# Sram 2012 RED VS RED22 VS FORCE22



## rainxman

I am getting my first serious road bike. I made up my decision to get SRAM. 
Right now there are sales on 2012 RED bikes for the price of FORCE 22 bikes. Which one would be better at the same price assuming everything else is the same?
What about RED 2013 (a little more expensive) vs Force 22? What are the non obvious benefits of each? 
Does Force 22 shifters have zero loss in both shifters (I read some people said yes and some said no, it was only on the left). 
Is the gap between Force 22 and Red 22 smaller, because the price gap increased from the previous years.


----------



## Rokh On

Sorry I don't know anyone using Sram 22, Red or Force, so I have no idea if the shifting is much improved as alleged.

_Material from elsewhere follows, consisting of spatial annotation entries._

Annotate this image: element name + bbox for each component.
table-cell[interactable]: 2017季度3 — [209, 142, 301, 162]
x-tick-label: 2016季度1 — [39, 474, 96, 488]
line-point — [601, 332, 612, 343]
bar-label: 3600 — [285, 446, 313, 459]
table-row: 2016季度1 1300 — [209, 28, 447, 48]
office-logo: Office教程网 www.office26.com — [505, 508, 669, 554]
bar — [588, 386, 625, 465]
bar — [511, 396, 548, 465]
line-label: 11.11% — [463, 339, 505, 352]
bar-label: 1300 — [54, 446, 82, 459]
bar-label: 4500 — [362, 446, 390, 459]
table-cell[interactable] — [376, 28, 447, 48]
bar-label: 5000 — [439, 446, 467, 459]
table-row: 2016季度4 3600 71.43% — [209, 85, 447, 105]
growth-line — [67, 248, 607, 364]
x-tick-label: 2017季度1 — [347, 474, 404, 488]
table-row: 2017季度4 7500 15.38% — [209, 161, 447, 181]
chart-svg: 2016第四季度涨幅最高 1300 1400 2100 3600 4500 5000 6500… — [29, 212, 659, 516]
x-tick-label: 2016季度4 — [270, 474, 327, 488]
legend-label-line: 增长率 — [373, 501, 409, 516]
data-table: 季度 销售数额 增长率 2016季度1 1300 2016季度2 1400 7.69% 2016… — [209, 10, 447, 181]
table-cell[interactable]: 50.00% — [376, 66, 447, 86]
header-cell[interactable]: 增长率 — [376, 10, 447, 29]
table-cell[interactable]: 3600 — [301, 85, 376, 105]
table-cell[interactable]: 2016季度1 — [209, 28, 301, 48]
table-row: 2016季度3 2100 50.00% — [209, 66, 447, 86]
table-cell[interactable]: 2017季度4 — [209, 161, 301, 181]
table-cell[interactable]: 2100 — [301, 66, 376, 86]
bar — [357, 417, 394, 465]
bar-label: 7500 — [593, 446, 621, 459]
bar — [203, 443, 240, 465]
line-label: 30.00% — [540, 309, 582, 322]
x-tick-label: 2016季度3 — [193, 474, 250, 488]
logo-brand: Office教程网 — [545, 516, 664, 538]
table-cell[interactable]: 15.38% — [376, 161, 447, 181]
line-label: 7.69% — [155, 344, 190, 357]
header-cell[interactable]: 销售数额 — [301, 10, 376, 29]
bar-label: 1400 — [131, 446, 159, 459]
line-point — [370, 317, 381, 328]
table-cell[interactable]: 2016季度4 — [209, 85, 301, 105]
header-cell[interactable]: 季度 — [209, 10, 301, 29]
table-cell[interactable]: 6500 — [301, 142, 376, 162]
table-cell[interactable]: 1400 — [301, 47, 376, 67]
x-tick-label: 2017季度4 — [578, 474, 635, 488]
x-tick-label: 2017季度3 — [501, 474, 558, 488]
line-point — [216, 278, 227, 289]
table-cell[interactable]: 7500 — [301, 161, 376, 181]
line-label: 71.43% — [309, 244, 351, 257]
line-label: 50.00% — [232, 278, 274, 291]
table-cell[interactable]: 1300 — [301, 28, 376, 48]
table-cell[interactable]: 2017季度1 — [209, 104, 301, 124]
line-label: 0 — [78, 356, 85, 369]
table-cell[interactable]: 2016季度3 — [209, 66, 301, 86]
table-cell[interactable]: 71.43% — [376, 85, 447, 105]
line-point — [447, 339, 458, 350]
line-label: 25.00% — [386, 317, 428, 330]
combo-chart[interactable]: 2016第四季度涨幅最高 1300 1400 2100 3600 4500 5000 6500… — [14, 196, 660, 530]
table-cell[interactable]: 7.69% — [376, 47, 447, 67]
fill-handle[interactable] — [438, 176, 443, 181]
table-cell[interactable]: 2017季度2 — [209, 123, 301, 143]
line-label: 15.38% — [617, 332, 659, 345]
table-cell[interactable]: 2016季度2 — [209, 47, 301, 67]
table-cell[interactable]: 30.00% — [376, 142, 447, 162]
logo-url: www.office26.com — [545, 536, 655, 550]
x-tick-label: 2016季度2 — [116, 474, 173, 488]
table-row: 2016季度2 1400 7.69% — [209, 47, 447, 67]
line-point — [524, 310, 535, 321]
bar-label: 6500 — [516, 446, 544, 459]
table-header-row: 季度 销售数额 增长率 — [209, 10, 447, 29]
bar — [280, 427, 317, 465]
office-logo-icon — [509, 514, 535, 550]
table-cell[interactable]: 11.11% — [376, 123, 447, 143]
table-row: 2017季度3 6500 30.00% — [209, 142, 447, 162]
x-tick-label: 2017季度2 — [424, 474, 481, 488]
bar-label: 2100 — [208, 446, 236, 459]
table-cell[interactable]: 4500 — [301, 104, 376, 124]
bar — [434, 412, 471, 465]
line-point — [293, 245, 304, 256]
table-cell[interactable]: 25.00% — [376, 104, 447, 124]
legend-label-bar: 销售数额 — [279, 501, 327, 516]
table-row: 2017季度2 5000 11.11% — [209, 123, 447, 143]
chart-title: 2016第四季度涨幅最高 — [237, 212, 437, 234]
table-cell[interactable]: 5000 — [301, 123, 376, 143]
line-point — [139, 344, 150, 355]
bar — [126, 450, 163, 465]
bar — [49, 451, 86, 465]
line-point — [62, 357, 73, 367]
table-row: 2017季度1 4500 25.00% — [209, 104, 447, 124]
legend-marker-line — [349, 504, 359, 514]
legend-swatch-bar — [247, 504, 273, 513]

Force 22 shifting is zero loss: SRAM Force 22 DoubleTap® Shifters | SRAM


----------



## rainxman

I just was not sure if it meant that it was for both shifters or just the left one like 2013 force.


----------



## Apexrider

Red 2012 is the same as Red 2013 which is also know as new Red. Before that we had just Red and now there's also Red 22.

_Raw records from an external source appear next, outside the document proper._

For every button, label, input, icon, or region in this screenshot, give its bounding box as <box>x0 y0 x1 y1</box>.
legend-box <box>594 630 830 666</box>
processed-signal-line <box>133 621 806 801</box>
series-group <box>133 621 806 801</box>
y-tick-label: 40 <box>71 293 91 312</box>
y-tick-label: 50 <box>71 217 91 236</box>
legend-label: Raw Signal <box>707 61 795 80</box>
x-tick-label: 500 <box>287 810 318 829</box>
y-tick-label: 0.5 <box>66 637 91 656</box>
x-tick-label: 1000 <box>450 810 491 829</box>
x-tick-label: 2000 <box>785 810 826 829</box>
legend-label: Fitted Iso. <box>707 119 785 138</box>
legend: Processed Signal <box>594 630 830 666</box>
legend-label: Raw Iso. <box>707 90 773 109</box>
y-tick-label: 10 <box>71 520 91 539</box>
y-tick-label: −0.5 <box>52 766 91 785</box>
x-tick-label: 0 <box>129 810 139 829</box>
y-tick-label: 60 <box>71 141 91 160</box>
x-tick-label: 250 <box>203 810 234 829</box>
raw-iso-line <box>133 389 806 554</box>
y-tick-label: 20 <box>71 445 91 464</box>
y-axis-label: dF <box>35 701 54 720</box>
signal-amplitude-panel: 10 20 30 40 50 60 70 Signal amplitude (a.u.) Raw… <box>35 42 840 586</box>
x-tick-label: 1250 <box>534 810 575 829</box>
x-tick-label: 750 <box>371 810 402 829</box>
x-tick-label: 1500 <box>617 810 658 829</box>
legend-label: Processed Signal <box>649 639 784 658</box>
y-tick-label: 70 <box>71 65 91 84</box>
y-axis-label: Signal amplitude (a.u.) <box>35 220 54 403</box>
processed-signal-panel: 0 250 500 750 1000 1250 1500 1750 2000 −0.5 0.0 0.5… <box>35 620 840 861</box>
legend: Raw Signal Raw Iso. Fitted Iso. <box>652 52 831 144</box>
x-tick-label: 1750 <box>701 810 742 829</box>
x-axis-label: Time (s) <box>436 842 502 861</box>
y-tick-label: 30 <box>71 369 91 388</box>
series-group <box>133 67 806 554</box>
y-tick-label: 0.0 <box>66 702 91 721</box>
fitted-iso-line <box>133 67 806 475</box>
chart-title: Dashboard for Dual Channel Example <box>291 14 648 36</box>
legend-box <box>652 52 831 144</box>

Force 2013 has zero loss technology in both shifters and also got the Red chain rings, which should be slightly stiffer compared to Force 2010.

I've got Red 2012 and Force 2010. Shifting performance is about the same, except for the yaw derailleur which is a big improvement.

I don't think Red 2012 has many benefit's over Force 22.


----------



## masi85

Pardon me if this has been discussed already but are the new yaw front derailleurs compatible with the previous 10 speed Rival and Force groups. Poor front shifting (compared to Shimano or Campagnolo) is the only real defect I can see with 10 speed SRAM in my experience.


----------



## r1lee

I went from sram red 2012 to red 22. I only had 2 rides on 22, so I can't comment with a thorough review. I know red 22 was supposed to have the better FD, but it had to be setup just right. I didn't notice any difference, if anything I enjoyed the FD of the normal red. 

Everything else felt the same.


----------



## vertr

masi85 said:


> Pardon me if this has been discussed already but are the new yaw front derailleurs compatible with the previous 10 speed Rival and Force groups. Poor front shifting (compared to Shimano or Campagnolo) is the only real defect I can see with 10 speed SRAM in my experience.


Yeah they are. I'm using two force 22 FD's with 10 speed Force shifters and they are a definite upgrade.


----------